Они теперь, про себя невесело усмехнувшись, подумал Полторацкий, ждут от него твердого обещания непременно заняться и Михаила Артемьева от расстрела спасти. Он ей брат, у нее сердце разрывается, а Николай Евграфович по доброте своей ей сострадает. Но сразу же и с изумлением отметил Полторацкий, что и ему больно видеть, как дрожит и морщится ее подбородок, как наполняются слезами глаза и как приобретает умоляюще-скорбное выражение ее лицо. Вообще, была какая-то удивительная, почти пугающая странность в том, что лицо Аглаиды, в едва заметной россыпи веснушек, особенно глаза ее с их ясным светом доброты, строгости и печали, казались ему несомненно, до жаркого стеснения в груди знакомыми, очень близко знакомыми, словно давным-давно, может быть, с самого рождепня, наделен он был знанием об этой женщине и предчувствием непременной встречи с ней. Она сама отыскала путь к нему, не вполне, правда, по собственной воле, но ведь пришла, сидит сейчас подле него, и он волен смотреть на нее, с каждым взглядом все крепче утверждаясь во внезапной своей догадке, что ее-то и ждал, что обвалы и потрясения времени не заглушили в нем тайной надежды, хотя наружно давно уже махнул он рукой: не суждено, знать! Он помрачнел. Брат ее — белая гвардия, враг, это ясно. Быть не может, чтобы похож он был на нее. Он вместе с Калягиным (их целая группа была: восемь человек) оружие поставлял туркестанской контре… Не их ли винтовочки в Асхабаде постреливали? В сей же миг опять возник перед ним Андрей Фролов и темным пристальным взором, хмуря тонкие брови, на него взглянул как бы несколько свысока,
Он перевел дыхание и, прикрыв глаза ладонью, проговорил медденпо:
— Я с этим делом знаком немного… Трибунал разобрался… решил. Там все доказано. Мне ваше горе понятно, я вам сочувствую… но вмешательство мое бессмысленно. Да я и вправе себя не считаю вмешиваться…

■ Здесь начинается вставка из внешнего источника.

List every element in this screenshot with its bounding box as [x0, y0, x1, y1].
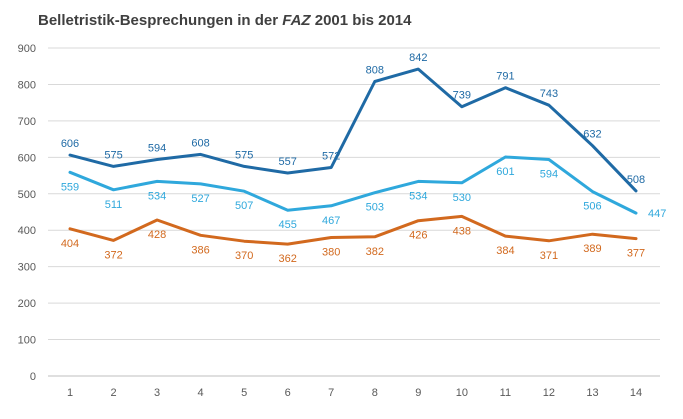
- data-label-series3-1: 404: [61, 238, 79, 250]
- series-line-1: [68, 67, 638, 193]
- data-label-series3-10: 438: [453, 225, 471, 237]
- x-tick-label-7: 7: [328, 387, 334, 399]
- data-label-series1-6: 557: [279, 156, 297, 168]
- x-tick-label-9: 9: [415, 387, 421, 399]
- data-label-series1-2: 575: [104, 149, 122, 161]
- data-label-series2-9: 534: [409, 190, 427, 202]
- y-tick-label-800: 800: [18, 79, 36, 91]
- x-tick-label-2: 2: [110, 387, 116, 399]
- data-label-series3-4: 386: [191, 244, 209, 256]
- data-label-series3-12: 371: [540, 250, 558, 262]
- x-tick-label-3: 3: [154, 387, 160, 399]
- x-tick-label-1: 1: [67, 387, 73, 399]
- data-label-series1-7: 572: [322, 151, 340, 163]
- data-label-series2-12: 594: [540, 169, 558, 181]
- series-line-3: [68, 214, 638, 246]
- series-line-2: [68, 155, 638, 215]
- y-tick-label-500: 500: [18, 189, 36, 201]
- data-label-series2-1: 559: [61, 181, 79, 193]
- data-label-series1-4: 608: [191, 137, 209, 149]
- data-label-series2-10: 530: [453, 192, 471, 204]
- data-label-series2-2: 511: [105, 199, 123, 211]
- y-tick-label-400: 400: [18, 225, 36, 237]
- x-tick-label-12: 12: [543, 387, 555, 399]
- y-tick-label-900: 900: [18, 43, 36, 55]
- data-label-series3-2: 372: [104, 249, 122, 261]
- x-tick-label-10: 10: [456, 387, 468, 399]
- data-label-series3-13: 389: [583, 243, 601, 255]
- x-tick-label-5: 5: [241, 387, 247, 399]
- chart-title: Belletristik-Besprechungen in der FAZ 20…: [38, 12, 412, 29]
- data-label-series3-14: 377: [627, 248, 645, 260]
- data-label-series3-9: 426: [409, 230, 427, 242]
- data-label-series1-3: 594: [148, 143, 166, 155]
- data-label-series2-11: 601: [496, 166, 514, 178]
- y-tick-label-0: 0: [30, 371, 36, 383]
- data-label-series2-3: 534: [148, 190, 166, 202]
- data-label-series3-8: 382: [366, 246, 384, 258]
- x-tick-label-8: 8: [372, 387, 378, 399]
- x-tick-label-11: 11: [500, 387, 511, 399]
- data-label-series1-5: 575: [235, 149, 253, 161]
- y-tick-label-600: 600: [18, 152, 36, 164]
- y-tick-label-700: 700: [18, 116, 36, 128]
- data-label-series2-6: 455: [279, 219, 297, 231]
- data-label-series1-1: 606: [61, 138, 79, 150]
- data-label-series2-7: 467: [322, 215, 340, 227]
- data-label-series1-12: 743: [540, 88, 558, 100]
- data-label-series3-3: 428: [148, 229, 166, 241]
- data-label-series1-10: 739: [453, 90, 471, 102]
- data-label-series2-4: 527: [191, 193, 209, 205]
- data-label-series1-11: 791: [496, 71, 514, 83]
- y-tick-label-300: 300: [18, 262, 36, 274]
- data-label-series2-14: 447: [648, 208, 666, 220]
- data-label-series3-6: 362: [279, 253, 297, 265]
- y-tick-label-100: 100: [18, 335, 36, 347]
- y-tick-label-200: 200: [18, 298, 36, 310]
- data-label-series2-5: 507: [235, 200, 253, 212]
- x-tick-label-4: 4: [198, 387, 204, 399]
- x-tick-label-13: 13: [586, 387, 598, 399]
- data-label-series2-13: 506: [583, 201, 601, 213]
- data-label-series1-8: 808: [366, 65, 384, 77]
- data-label-series2-8: 503: [366, 202, 384, 214]
- data-label-series1-14: 508: [627, 174, 645, 186]
- x-tick-label-6: 6: [285, 387, 291, 399]
- data-label-series3-7: 380: [322, 247, 340, 259]
- data-label-series3-5: 370: [235, 250, 253, 262]
- x-tick-label-14: 14: [630, 387, 642, 399]
- data-label-series3-11: 384: [496, 245, 514, 257]
- data-label-series1-9: 842: [409, 52, 427, 64]
- data-label-series1-13: 632: [583, 129, 601, 141]
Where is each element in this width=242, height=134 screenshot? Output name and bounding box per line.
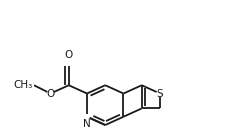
Text: O: O: [65, 50, 73, 59]
Text: S: S: [157, 89, 163, 98]
Text: O: O: [46, 89, 55, 98]
Text: CH₃: CH₃: [13, 80, 32, 90]
Text: N: N: [83, 119, 91, 129]
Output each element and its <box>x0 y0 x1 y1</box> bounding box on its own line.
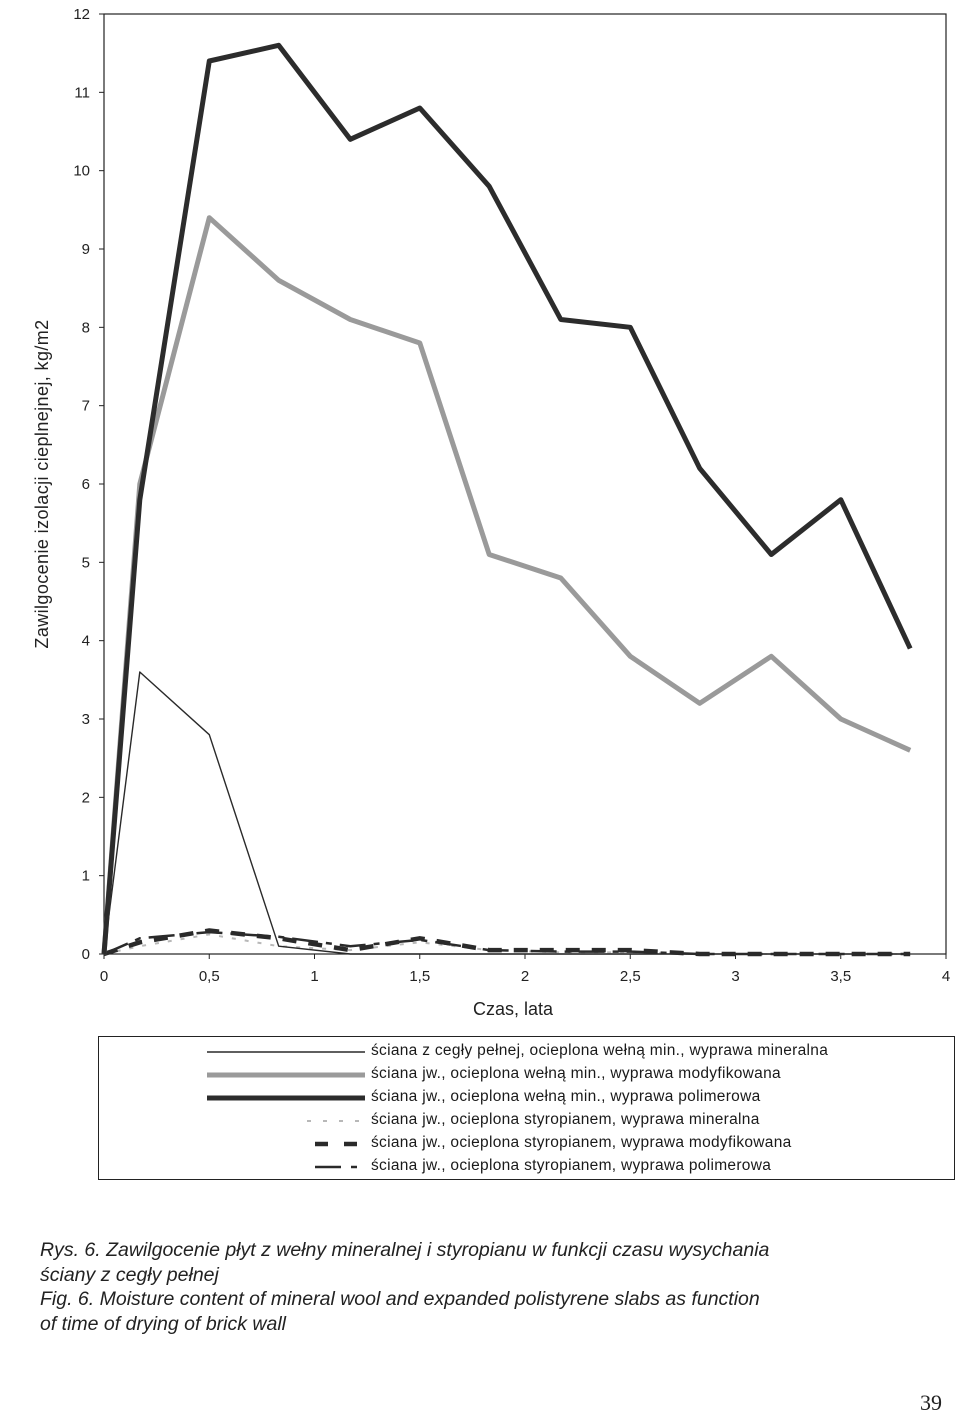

— Павел Герасимович! — потрясенно вскрикнул Савваитов. — Тут ошибка, явная ошибка, она жизни будет стоить! Вы должны… обязаны… вы полное право имеете вметаться и поправить, пока не поздно! Как! — с неожиданной резвостью поднялся он со стула. — В ваших возможностях спасти человека, восстановить справедливость, в вы предпочитаете умыть руки… Мне старость моя не позволяет фальшивить, и я скажу, что у меня о вас иное мнение было, Павел Герасимович!
Полторацкий поморщился. Немного значило для него сейчас мнение Савваитова. Неизмеримо важнее было то, что он знал совершенно точно — эта его встреча с Аглаидой первая и последняя. А Николаю Евграфовичу ответил:
— Поменьше горячности, побольше рассудка. Тут сразу два преступления — против человека и против республики…
— Мой брат, — едва выговорила Аглаида, — не совершал преступлений… он не преступник…
Она быстро бледнела, веснушки на ее лице делались заметней.
— Я воды принесу! — шагнул было к двери Савваитов, но она остановила его, окрепшим голосом сказав:
— Не волнуйтесь, Николай Евграфович, я в обморок падать не собираюсь. Мне только стыдно… перед самой собой, перед мамой, перед братом моим стыдно, что я пусть даже на секунду самую крошечную поверить смогла, будто у этих людей есть понятия о добре, справедливости и милосердии…
— Но ведь вы, Аглаида Ермолаевна, именно ко мне… одному из этих людей… и пришли за справедливостью и добром…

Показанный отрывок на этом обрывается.